Always use both pruning and removing of long-range LD regions when computing the PCs, as recommended by Abdellaoui et al. (2013). To check that the results are capturing population structure, you should plot PCA scores. To check that PCs are not capturing LD, you should check PCA loadings.

References

Abdellaoui, Abdel, Jouke-Jan Hottenga, Peter De Knijff, Michel G Nivard, Xiangjun Xiao, Paul Scheet, Andrew Brooks, et al. 2013. “Population structure, migration, and diversifying selection in the Netherlands.” European Journal of Human Genetics 21 (10). Nature Publishing Group: 1277–85. doi:10.1038/ejhg.2013.48.

Dubois, Patrick C A, Gosia Trynka, Lude Franke, Karen A Hunt, Jihane Romanos, Alessandra Curtotti, Alexandra Zhernakova, et al. 2010. “Multiple common variants for celiac disease influencing immune gene expression.” Nature Genetics 42 (4). Nature Publishing Group: 295–302. doi:10.1038/ng.543.

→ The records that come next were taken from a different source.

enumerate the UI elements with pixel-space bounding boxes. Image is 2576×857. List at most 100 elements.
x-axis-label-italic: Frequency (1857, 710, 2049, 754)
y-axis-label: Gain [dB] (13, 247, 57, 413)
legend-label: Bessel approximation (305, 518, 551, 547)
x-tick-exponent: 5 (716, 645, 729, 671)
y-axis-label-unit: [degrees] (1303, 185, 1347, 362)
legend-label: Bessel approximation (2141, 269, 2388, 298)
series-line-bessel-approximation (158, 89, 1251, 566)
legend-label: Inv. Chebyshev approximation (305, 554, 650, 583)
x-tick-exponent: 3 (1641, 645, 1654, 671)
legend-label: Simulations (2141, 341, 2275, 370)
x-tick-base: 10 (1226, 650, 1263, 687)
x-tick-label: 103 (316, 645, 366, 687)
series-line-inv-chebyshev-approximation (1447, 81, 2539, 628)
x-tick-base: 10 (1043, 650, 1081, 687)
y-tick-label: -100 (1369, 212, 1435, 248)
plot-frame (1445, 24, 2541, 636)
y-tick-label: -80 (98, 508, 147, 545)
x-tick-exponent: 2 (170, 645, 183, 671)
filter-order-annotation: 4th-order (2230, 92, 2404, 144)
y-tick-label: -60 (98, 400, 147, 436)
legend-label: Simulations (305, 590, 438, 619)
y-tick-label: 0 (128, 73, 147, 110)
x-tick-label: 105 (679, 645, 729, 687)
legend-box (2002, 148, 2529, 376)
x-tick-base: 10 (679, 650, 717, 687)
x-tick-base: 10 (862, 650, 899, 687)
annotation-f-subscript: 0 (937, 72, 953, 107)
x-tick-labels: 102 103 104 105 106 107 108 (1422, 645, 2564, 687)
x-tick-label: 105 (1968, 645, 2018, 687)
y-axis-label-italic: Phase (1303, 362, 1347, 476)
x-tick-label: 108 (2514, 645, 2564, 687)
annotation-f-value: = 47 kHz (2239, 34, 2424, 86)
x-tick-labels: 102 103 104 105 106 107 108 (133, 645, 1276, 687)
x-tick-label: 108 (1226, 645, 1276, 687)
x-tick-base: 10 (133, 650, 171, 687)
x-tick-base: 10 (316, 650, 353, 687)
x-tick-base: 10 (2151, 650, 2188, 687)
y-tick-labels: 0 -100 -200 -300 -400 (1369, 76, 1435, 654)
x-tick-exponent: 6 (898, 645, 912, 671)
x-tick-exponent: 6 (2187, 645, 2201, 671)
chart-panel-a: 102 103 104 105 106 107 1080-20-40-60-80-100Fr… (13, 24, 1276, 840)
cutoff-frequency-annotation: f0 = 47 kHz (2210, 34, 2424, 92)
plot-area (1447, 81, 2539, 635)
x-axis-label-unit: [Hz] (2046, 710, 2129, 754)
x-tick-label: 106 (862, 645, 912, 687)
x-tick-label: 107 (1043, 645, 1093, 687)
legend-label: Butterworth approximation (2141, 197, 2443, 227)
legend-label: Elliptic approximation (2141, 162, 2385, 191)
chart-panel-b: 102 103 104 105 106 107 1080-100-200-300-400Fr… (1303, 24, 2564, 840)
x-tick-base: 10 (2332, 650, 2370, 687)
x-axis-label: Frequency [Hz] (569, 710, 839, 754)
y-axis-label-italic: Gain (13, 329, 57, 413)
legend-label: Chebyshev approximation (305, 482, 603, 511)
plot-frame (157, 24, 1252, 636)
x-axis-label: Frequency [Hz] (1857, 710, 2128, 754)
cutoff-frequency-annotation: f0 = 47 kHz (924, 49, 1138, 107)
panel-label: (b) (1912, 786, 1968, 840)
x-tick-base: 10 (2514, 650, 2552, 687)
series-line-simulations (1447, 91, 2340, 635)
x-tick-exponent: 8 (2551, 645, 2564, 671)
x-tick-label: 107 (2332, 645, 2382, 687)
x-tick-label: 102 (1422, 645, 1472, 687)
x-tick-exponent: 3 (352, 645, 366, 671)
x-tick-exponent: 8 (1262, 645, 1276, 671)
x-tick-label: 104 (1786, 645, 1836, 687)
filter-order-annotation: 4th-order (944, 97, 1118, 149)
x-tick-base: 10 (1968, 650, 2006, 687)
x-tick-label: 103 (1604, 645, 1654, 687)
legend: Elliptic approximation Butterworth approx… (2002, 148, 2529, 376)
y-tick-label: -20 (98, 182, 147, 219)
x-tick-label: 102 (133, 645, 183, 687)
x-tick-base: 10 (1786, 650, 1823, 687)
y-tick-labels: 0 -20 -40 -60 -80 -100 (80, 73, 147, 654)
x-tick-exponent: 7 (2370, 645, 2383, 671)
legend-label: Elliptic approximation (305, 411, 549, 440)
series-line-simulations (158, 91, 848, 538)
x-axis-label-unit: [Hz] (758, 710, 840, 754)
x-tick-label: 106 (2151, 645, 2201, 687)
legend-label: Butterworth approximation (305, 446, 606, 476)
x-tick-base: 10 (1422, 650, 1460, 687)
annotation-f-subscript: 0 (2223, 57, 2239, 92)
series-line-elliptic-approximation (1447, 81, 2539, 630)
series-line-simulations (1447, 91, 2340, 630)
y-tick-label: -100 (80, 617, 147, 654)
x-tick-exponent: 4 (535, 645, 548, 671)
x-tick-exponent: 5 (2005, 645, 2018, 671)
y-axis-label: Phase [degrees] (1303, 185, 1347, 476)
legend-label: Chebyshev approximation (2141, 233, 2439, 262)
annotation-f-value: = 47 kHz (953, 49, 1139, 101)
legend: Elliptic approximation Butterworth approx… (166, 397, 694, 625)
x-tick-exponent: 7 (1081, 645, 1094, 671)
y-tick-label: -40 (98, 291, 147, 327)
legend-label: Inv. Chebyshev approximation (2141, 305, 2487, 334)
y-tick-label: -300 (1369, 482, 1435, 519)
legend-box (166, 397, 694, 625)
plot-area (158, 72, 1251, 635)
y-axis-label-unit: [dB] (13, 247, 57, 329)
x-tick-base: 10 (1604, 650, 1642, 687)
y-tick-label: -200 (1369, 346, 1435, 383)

Price, Alkes L, Michael E Weale, Nick Patterson, Simon R Myers, Anna C Need, Kevin V Shianna, Dongliang Ge, et al. 2008. “Long-Range LD Can Confound Genome Scans in Admixed Populations.” Elsevier. doi:10.1016/j.ajhg.2008.06.005.

Privé, Florian, Hugues Aschard, and Michael G B Blum. 2017. “Efficient management and analysis of large-scale genome-wide data with two R packages: bigstatsr and bigsnpr.” BioRxiv. Cold Spring Harbor Laboratory. doi:10.1101/190926.